As much as I enjoy fermenting on my own (cabbage into sauerkraut, malt into beer, etc), I though why not try to cultivate wild yeast for my own bread? My Time-Life Bread cookbook contained a recipe for cultivating wild yeasts, which was the basis for this experiment. To start, a boiled potato was mashed in a bowl with flour and sugar, then thinned out into a dense batter with the potato's cooking water. This starchy medium would act as a feeding ground for wild yeasts in the air to come in and set up camp (basically a petrie dish). The bowl was then covered and put in a warm spot to ferment for three days. Once it was bubbly and sour smelling, the mixture could be refrigerated for two weeks before use.

I made my starter with a bit of rye flour, as I enjoy the nutty chewiness of a slightly musky rye sourdough.
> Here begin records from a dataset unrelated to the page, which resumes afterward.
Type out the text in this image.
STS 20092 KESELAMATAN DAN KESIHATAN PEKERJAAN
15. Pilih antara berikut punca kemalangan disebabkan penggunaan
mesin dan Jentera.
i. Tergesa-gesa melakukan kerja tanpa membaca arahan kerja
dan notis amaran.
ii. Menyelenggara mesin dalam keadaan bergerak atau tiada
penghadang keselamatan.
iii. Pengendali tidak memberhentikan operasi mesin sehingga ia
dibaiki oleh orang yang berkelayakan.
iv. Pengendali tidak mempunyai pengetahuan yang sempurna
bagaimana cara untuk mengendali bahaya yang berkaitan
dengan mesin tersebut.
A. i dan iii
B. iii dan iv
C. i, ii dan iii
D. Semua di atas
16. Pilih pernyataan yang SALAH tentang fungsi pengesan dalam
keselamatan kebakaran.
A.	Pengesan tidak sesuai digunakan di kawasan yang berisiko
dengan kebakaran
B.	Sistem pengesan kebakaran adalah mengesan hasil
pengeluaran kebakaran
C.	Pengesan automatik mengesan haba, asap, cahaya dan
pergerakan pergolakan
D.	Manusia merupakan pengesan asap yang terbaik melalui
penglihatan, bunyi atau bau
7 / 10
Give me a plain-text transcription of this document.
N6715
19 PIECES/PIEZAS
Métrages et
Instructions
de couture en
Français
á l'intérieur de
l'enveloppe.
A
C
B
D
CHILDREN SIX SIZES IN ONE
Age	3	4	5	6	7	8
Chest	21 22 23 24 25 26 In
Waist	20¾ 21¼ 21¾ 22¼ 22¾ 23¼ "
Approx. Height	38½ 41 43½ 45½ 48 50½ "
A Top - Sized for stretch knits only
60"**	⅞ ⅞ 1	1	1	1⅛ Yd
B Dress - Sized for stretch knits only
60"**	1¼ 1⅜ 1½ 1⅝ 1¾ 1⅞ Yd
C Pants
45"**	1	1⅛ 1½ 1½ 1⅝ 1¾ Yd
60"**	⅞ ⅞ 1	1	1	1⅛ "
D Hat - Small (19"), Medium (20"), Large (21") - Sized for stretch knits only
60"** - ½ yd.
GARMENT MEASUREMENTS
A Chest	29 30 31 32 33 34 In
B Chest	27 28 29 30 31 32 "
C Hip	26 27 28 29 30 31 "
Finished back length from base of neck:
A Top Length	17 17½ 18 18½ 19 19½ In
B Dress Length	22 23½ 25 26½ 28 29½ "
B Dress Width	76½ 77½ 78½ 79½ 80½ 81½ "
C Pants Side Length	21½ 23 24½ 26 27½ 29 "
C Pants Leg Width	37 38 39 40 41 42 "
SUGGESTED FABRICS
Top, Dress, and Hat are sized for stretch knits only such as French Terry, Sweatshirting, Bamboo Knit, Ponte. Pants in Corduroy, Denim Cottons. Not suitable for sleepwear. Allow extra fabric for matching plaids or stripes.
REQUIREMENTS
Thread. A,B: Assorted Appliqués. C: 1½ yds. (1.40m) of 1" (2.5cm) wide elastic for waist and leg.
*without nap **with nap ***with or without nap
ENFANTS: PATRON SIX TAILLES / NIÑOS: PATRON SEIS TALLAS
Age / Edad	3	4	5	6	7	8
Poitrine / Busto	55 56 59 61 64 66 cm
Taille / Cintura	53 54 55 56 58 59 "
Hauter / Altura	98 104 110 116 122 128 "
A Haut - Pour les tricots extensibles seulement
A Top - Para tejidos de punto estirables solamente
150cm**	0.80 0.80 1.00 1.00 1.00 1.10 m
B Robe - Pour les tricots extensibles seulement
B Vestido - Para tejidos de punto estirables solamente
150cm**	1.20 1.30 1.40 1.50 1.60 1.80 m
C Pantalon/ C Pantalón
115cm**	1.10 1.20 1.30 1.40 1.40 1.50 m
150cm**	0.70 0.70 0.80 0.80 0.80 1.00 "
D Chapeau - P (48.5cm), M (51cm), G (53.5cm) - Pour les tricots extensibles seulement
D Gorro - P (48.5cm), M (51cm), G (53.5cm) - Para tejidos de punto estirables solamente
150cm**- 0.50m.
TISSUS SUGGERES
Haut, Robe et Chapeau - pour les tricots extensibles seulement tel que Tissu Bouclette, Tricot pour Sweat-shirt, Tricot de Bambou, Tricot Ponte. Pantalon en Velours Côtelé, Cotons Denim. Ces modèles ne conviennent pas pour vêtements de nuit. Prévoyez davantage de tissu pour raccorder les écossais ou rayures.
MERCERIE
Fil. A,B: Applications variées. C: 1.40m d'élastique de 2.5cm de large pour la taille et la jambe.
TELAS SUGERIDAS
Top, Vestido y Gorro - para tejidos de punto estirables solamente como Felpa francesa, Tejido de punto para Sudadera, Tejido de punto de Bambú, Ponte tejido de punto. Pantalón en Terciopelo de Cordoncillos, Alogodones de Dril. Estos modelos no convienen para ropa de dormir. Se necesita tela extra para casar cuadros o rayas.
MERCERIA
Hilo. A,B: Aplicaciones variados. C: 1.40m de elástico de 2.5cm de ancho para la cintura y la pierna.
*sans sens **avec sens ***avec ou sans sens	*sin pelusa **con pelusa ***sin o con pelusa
Three days brought the foretold bubbling and sour smell, so I made my bread. The recipe yielded what I think is a rather handsome loaf, with a dark, dense flavor. One thing to note is that regular bread yeast is still used, since wild yeast cultures are still unpredictable and may not make the bread rise at all. So the wild yeast gives you the backbone of flavor, with cultivated bread yeast supplementing the rising of the dough.

Upon tasting, the bread did have a full, tangy flavor, indicating my starter had worked like a charm! Part of me was expecting a more intense sourness, however, as the bread was at the level of a regular bakery sourdough. This may just be the action of the yeast in my local area. To put my wine-speak hat on, I had pushed the yeast of my geographic terroir to their limit. Probably why areas like San Francisco are so famous for the sourdough they create with their area's local wild yeast. Or why Belgium's local yeast is the reason their sour lambic beers can be so successfully fermented by just exposing them to the night air. Ah well, my terroir yeast still made for a tasty sandwich of bacon, leeks, and mustard. And isn't that what really counts?